John Percival wasn't wrong when he said that "nothing is so puzzling or so annoying as the use of the term Golding" but I bet he'd have had a few words to say about the term "glucose syrup" too. You might think it's straight forward: glucose syrup, a syrup of glucose, but in fact you'd be wrong.
As the Handbook of Brewing puts it:
"glucose syrups used in brewing are in fact solutions of a large range of sugars and will contain, in varying proportions depending upon the method of manufacture, dextrose [glucose], maltose, maltotriose, maltotetraose, and larger dextrins."
"Glucose" syrups are in fact hydrolysed (i.e. broken down) starch solutions. Starch can be thought of as being made up of large chains of glucose units and depending on where the chain is broken a range of molecules will be produced: a single unit broken off gives glucose, units of two are maltose, three maltotriose, four maltotetraose and longer molecules we usually call dextrins.

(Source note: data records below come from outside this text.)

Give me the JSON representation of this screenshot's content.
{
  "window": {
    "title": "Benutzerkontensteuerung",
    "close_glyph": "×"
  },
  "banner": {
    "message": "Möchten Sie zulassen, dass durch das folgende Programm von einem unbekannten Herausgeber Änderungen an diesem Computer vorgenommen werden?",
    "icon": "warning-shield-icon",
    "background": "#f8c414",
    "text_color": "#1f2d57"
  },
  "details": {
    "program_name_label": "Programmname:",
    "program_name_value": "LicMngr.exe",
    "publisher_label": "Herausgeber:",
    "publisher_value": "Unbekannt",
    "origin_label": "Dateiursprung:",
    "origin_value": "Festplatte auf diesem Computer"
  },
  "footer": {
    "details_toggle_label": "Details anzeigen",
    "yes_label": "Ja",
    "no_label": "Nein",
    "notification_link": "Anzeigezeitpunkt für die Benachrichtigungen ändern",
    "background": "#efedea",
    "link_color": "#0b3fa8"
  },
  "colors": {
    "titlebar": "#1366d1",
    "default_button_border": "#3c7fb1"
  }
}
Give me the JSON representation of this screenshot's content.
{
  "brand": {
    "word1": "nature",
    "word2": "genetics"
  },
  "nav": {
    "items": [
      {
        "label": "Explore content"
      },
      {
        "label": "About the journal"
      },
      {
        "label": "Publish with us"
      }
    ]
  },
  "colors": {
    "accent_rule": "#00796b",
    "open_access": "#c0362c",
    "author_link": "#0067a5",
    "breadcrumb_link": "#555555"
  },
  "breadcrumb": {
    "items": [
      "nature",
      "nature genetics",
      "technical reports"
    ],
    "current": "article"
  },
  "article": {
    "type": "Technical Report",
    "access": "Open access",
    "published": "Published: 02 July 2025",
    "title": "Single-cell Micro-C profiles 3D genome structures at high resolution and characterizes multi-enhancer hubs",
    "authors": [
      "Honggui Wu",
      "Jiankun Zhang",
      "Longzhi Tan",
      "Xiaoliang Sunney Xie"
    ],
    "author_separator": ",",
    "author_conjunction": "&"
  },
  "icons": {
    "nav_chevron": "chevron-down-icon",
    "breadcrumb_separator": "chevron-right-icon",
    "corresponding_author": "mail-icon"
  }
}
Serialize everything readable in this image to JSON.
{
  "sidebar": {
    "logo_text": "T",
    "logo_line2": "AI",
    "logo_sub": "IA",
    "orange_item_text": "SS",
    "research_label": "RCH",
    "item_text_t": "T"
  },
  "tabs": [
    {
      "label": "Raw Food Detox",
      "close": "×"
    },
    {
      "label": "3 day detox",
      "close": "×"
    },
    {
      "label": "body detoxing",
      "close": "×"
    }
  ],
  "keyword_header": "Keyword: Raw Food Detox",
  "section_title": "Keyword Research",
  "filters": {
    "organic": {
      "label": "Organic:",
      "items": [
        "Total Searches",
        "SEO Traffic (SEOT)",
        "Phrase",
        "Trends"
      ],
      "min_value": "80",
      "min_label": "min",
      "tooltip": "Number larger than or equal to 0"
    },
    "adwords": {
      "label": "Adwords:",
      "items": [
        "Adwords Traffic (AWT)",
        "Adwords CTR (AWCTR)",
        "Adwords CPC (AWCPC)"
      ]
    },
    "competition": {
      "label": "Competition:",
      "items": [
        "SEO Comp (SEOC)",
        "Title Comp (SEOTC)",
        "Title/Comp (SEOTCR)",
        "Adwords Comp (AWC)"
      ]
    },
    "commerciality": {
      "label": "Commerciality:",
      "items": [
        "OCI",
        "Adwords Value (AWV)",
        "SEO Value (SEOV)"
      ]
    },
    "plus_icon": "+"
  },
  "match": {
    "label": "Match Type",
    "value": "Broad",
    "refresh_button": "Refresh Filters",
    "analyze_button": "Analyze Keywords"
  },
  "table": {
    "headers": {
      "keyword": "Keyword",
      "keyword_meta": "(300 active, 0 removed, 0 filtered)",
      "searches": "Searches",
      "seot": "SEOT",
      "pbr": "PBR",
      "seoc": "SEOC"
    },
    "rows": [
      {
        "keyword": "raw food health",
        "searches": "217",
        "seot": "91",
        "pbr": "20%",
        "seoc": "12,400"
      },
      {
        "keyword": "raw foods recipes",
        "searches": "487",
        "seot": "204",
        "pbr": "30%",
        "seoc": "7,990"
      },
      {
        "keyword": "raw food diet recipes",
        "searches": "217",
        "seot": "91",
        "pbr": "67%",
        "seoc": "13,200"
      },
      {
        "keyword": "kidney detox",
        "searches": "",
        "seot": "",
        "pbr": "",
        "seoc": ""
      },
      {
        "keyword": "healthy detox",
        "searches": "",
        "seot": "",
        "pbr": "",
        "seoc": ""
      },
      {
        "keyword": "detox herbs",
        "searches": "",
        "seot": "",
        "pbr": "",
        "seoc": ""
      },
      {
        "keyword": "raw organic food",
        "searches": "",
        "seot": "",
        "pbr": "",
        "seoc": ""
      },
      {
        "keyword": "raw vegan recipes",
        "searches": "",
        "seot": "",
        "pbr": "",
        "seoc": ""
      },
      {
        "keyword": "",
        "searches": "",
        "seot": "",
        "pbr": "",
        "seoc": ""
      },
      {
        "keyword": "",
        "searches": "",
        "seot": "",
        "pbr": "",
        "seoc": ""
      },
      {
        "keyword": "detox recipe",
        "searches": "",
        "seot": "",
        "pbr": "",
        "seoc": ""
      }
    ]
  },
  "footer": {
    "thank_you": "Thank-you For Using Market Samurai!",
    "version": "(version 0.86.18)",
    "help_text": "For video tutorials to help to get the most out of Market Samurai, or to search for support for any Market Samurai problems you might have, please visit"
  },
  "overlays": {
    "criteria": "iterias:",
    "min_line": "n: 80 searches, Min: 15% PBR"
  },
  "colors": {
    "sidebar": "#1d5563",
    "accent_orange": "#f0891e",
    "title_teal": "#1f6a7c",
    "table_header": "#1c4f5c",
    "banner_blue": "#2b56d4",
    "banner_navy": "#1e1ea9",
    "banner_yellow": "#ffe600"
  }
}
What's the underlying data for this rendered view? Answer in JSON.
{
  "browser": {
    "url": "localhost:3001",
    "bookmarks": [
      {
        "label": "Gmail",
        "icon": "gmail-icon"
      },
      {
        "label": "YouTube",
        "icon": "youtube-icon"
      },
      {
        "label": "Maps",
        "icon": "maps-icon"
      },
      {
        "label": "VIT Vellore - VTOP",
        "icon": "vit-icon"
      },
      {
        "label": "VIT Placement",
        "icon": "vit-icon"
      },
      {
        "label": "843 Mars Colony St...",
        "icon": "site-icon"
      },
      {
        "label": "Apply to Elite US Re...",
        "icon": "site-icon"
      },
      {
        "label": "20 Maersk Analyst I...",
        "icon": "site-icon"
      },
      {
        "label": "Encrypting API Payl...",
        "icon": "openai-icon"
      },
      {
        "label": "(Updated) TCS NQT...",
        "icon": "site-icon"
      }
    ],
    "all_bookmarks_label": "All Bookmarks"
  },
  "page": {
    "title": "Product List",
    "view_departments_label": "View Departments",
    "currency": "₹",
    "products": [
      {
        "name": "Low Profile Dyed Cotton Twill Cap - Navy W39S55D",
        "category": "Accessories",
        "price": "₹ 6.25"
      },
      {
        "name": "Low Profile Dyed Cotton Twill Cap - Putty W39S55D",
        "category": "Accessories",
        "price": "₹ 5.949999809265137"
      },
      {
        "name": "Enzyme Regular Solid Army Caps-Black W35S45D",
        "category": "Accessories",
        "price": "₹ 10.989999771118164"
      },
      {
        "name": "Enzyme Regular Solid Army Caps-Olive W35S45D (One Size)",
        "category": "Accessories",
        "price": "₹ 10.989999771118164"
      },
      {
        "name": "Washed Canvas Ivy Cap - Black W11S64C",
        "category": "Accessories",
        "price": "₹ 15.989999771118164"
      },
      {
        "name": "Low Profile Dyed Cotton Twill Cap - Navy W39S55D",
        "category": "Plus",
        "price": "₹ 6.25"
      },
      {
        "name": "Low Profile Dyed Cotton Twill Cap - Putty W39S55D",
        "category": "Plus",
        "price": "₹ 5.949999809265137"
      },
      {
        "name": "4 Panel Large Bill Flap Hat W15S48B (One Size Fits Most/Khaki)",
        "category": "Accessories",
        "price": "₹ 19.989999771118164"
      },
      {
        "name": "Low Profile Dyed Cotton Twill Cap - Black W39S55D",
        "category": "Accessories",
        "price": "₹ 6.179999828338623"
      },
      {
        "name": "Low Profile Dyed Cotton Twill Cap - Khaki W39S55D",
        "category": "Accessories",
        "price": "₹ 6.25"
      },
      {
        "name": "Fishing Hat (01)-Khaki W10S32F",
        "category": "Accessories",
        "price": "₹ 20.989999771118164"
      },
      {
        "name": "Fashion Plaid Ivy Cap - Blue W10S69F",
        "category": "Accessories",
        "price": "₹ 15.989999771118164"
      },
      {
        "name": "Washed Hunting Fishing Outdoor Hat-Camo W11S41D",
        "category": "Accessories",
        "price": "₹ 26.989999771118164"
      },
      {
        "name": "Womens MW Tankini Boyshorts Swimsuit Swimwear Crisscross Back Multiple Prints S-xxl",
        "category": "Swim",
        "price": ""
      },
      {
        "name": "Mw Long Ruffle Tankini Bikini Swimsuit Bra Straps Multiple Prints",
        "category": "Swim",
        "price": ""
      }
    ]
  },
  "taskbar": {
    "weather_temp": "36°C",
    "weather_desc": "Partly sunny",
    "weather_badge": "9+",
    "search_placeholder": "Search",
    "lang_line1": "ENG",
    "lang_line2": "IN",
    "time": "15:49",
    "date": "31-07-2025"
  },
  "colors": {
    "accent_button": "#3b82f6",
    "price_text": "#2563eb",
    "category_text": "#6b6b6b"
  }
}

Here's a table showing the composition of different glucose syrups made using acids and/or enzymes to hydrolyse the starch and comparing the sugar spectrum to wort:
So the amount of glucose in a glucose syrup is in fact highly variable. When buying a glucose syrup you need to look carefully at what its composition is, the one I use mostly at work is actually high in dextrins and has very low fermentability.